Calopteryx aequabilis (Odonata: Caloperygidae): The River Jewelwing

  • The River Jewelwing (Calopteryx maculata) has lighter wings (with varying degrees of melanization) and is found primarily along large streams and rivers in the northeastern United States and Canada.
  • The Ebony Jewelwing (Calopteryx maculata) has dark wings and is found along various streams and rivers all along the eastern portions of the United States.
  • Tom Castle, an undergraduate, conducting field research on interspecific male aggression among two species of Calopteryx damselflies along a stream in upstate New York.

 

Sexual selection is defined as the differential reproductive success due to competition over access to mates, and it can be divided into categories of intersexual selection (female choice) and intrasexual selection (male competition).  Within species, sexual selection can lead to exaggerated male traits used in attracting females or intrasexual combat. Between species, it can maintain separate species through reproductive isolation even in areas where both species occur. We are currently interested in precopulatory forces that prevent interspecific matings – specifically, we studied intrasexual aggression by territorial males to gain insight into reproductive isolation between the damselfly species Calopteryx aequabilis (The River Jewelwing) and Calopteryx maculata (The Ebony Jewelwing). The importance of intrasexual selection is supported by male wing spot variation in both damselflies – the wings look similar in allopatric parts of their ranges (places where only one species occurs), whereas C. maculata wings are darker and C. aequabilis wing spots are smaller in areas of sympatry (places where the species co-occur).

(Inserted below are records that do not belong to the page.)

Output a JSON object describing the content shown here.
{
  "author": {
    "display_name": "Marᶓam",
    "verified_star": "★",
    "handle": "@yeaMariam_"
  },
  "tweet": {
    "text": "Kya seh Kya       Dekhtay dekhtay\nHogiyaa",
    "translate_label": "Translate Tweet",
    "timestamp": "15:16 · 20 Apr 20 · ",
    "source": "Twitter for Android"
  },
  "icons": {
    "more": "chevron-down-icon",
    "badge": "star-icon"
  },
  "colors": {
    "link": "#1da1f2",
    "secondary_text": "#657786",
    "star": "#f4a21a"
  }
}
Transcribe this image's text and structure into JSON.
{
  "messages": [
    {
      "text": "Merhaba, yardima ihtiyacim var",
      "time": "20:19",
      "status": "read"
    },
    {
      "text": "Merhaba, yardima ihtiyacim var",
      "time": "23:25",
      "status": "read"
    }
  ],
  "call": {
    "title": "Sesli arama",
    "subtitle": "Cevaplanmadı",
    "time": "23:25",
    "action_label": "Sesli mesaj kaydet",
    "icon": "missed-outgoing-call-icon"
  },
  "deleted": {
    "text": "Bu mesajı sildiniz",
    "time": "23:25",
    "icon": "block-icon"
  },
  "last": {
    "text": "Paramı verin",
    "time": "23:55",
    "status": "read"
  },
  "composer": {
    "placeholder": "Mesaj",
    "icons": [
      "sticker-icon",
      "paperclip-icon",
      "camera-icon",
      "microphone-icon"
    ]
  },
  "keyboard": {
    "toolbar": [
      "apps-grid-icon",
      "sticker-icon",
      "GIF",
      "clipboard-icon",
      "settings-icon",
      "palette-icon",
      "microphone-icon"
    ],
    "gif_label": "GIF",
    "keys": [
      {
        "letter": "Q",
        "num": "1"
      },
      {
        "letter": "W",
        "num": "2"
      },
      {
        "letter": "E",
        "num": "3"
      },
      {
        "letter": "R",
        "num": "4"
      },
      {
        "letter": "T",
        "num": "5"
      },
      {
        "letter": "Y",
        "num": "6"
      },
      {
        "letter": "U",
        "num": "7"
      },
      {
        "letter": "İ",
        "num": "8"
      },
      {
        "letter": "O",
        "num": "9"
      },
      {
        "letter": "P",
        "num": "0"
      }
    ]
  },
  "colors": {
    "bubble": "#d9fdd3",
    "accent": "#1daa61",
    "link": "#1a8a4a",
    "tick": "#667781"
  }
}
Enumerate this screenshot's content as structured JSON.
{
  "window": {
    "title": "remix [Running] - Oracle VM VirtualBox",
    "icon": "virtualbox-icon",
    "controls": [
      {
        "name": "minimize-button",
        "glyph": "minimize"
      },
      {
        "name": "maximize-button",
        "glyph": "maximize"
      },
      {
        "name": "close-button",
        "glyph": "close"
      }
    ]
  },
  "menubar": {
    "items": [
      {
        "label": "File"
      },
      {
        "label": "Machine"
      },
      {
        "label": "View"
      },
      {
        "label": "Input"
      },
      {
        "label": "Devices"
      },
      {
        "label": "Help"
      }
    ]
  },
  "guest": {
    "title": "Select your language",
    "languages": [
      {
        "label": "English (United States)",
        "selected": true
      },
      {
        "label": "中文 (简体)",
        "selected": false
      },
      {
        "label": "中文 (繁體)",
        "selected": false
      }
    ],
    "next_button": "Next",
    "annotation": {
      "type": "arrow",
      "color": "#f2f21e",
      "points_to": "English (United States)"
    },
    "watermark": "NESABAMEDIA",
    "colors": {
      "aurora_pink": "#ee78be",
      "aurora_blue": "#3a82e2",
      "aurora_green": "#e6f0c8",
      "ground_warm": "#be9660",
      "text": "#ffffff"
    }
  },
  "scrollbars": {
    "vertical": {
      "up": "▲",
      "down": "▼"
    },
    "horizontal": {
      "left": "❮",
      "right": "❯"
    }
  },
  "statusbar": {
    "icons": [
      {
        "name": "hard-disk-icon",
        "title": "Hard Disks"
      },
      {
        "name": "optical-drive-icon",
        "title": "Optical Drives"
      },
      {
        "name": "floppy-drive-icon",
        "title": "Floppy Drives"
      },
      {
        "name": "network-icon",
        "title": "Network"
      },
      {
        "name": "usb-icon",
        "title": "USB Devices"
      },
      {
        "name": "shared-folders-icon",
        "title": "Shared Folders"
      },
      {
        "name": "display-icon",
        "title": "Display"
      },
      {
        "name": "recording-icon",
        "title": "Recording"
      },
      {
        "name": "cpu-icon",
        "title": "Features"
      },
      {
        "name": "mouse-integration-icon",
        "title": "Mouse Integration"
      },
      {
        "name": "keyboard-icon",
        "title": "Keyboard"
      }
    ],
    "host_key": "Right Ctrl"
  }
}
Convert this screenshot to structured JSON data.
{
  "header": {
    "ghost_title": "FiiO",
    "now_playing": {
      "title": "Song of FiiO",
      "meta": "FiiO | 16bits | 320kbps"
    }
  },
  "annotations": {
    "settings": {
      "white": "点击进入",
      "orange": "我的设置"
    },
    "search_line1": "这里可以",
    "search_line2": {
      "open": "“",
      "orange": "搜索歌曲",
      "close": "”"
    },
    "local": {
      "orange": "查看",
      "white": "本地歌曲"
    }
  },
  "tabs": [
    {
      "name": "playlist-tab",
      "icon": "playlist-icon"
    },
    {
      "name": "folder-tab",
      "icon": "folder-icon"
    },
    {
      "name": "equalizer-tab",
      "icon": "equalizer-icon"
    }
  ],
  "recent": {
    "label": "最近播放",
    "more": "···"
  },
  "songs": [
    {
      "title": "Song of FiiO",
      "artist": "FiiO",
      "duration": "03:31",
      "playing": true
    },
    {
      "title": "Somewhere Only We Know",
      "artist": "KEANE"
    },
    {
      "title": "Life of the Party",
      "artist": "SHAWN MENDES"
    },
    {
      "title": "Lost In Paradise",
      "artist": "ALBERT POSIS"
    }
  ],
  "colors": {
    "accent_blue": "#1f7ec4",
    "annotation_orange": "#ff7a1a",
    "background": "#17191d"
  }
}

This character displacement (divergent shift in character associated with species recognition) is likely due to selection on one or both species to reduce courting errors or misplace intrasexual aggression.

 

We found two field sites near Ithaca, NY that were similar in appearance and abiotic factors, differing only in relative abundance of C. aequabilis and C. maculata. We caught, marked, measured (spot size), and released males of both species to be used as focal territorial individuals in trials where we tested levels of intrasexual aggression toward conspecifics and heterospecifics. We found the C. maculata males were more aggressive towards large-spotted (vs. small-spotted) C. aequabilis males, thus providing evidence that elevated intrasexual aggression from C. maculata males toward melanized males is driving character displacement in C. aequabilis in areas of sympatry. We presented these results at the Animal Behavior Society meeting in 2013, and our results were published in Behavioral Ecology and Sociobiology in 2014 (PDF).  We are currently interested in looking at intraspecific factors that may affect spot size in C. aequabilis, as well as abiotic factors that may affect the relative abundance and distribution of both Calopteryx species, and are in the process of scouting local sites in PA.